All of the above were going through my mind as I was writing the following poem.

This poem is not as long as I thought it was going to be, and it is not as graphic as I imagined that it was going to be.  But that 'restraint' is part of the decision which made the poem in the form that you see it here.

There are some parts of this poems which I do not fully understand, though I knew that I wanted to write them.  If that makes sense.
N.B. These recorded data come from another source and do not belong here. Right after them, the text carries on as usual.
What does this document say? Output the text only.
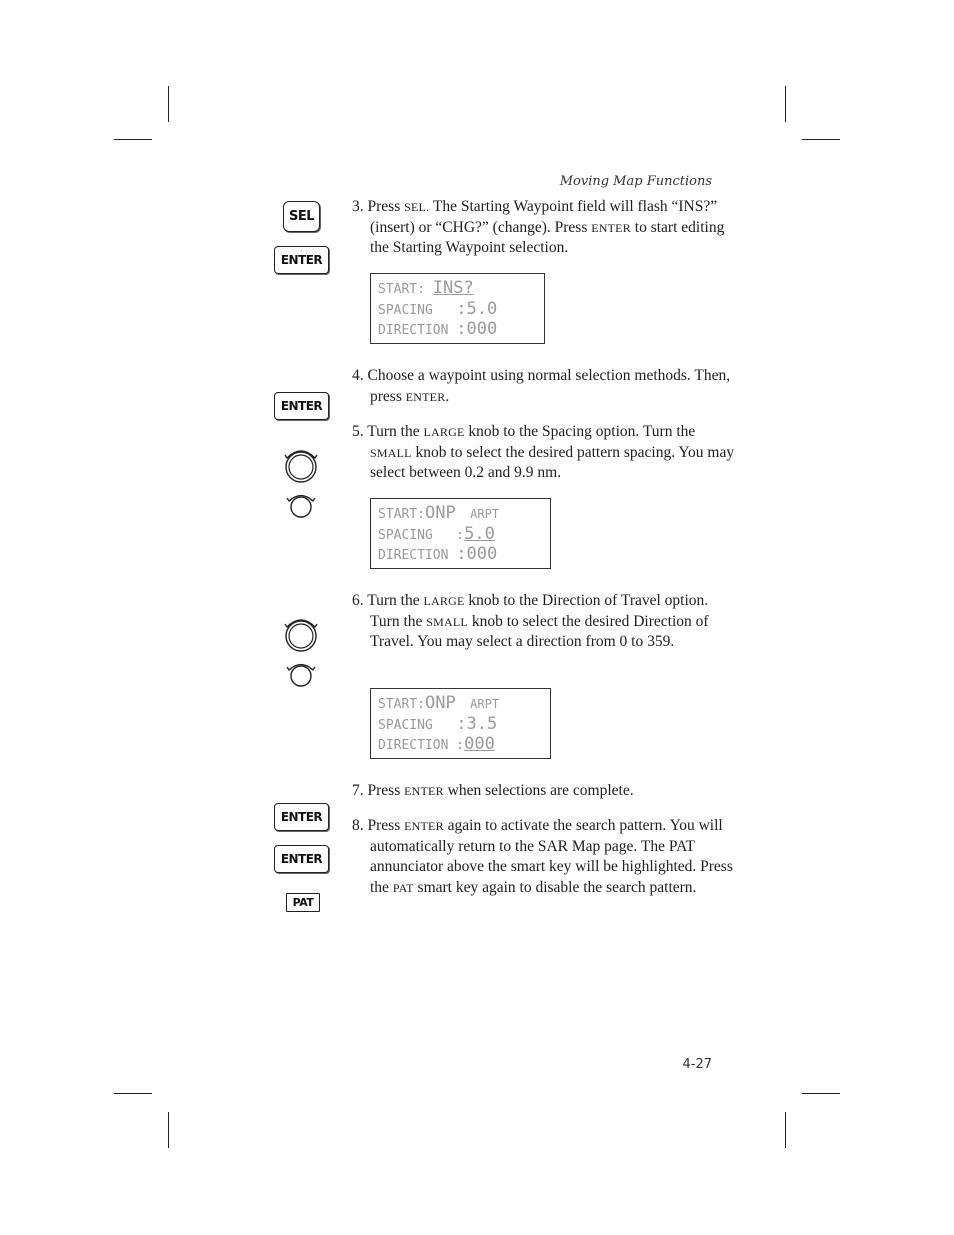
Moving Map Functions
SEL
ENTER
ENTER
ENTER
ENTER
PAT
3. Press SEL. The Starting Waypoint field will flash “INS?” (insert) or “CHG?” (change). Press ENTER to start editing the Starting Waypoint selection.
START: INS?
SPACING   :5.0
DIRECTION :000
4. Choose a waypoint using normal selection methods. Then, press ENTER.
5. Turn the LARGE knob to the Spacing option. Turn the SMALL knob to select the desired pattern spacing. You may select between 0.2 and 9.9 nm.
START:ONP ARPT
SPACING   :5.0
DIRECTION :000
6. Turn the LARGE knob to the Direction of Travel option. Turn the SMALL knob to select the desired Direction of Travel. You may select a direction from 0 to 359.
START:ONP ARPT
SPACING   :3.5
DIRECTION :000
7. Press ENTER when selections are complete.
8. Press ENTER again to activate the search pattern. You will automatically return to the SAR Map page. The PAT annunciator above the smart key will be highlighted. Press the PAT smart key again to disable the search pattern.
4-27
This is the sort of poem to which I will have to return.  But I think that it says something that I truly believe if you look behind the images!




Riposte


As I walked through the wilderness of this world, I lighted on a certain place where was a Den, and I laid me down in that place to sleep: and, as I slept, I dreamed a dream.
The Pilgrim’s Progress John Bunyan 1678.


Trees begin,
again,
            to fake their deaths.

Each fallen leaf prods pens to gather up
the season’s debris into words.

It is a race between the cleaners
and the lookers-on. 

Who now, will make the most
of transience?

And long before the vegetation has had time
to smear its nourishment
on unappreciative cement
(which islands trees
in the domestic scene)
with chair and tea and time
I watch and nod and drowse.

And then they stop. 

The trees. 
           
            The leaves rise up and
                        re-attach, as every green
veined face is turned in
bland rejection of what was,
and watch,
            impassively,

as humans’ tissue strips away

like leaves

(so tissue-thin it hardens as it drifts)

to brittle-scrape the pavement’s stone.

The second and succeeding suns
flay scuttling people of the world.

Flesh falls.

And gleaming muscle moistens
in the blood-rain air,
as tendons snap the light,
and ligaments suck bone to whiteness
in a gaunt and raw display of
what was once beneath.

And history is only in the ice.

Each band retains the story
that
soft-fleshed betrayers
lost

while luscious leaves rub
fullness in the breeze.


I would appreciate any response which respond to the linking of the title, quotation and poem.  Or indeed any responses about any part of this poem!




Friday, 20 March 2015

Debut

Thanks to a throw-away, casual comment from Caroline, the subject of trees has become one which is a feature of my poetry writing!
          As I sit, sipping my post-natation cup of tea, my view is of trees.  I have watched them now since the Autumn, with that attention that comes when you know that you are probably going to be writing about them.  I thought that my observation was acute and I took great pleasure in detailing the changes in the trees through the two seasons that they have been my subject matter.  That, at least was what I thought.
          It turns out that my observation is just as sloppy as anyone else's, and Spring caught me unawares.  It was the beginning of the transformation of the gnarled stumps of the old trees with the first shoots of the season that focussed my attention.
          I have thought that the trees in the cafe of my leisure centre are more than usually, melodramatically gaunt in their winter emptiness.  They could, quite easily be transferred to the stage for some Gothic horror production.  It was a combination of my own lack of perception and the theatricality of the trees that prompted this poem.  The first of the Spring Trees series.


Debut




Each day I looked,
a keen spectator of the scene.

But what is obvious now,
shows me I did not sense
the movement held
within the bulk of trees.

Slow ripples of the yearly rings
that plump the bark and
break the twigs to bud.

Each stunted spike of growth
shows up the tattiness
of last year’s props.
The tired scenery of
dead productions past.
The carcases for odd
forgotten plays. 
                      
                       And now,
with just a touch of green,
re-used and tarted-up
they’re good to go
for yet another show!


Although you might think that I should get a life, I do find watching the trees fascinating!  I am fully determined to keep writing about them and in a year, end up with a sequence which may, or may not work as a separate entity.
          I am trying to get the Autumn Trees poems I wrote, illustrated, or to have art work to accompany them when Flesh Can Be Bright is published in October.  I hope this series or another can inspire further art work.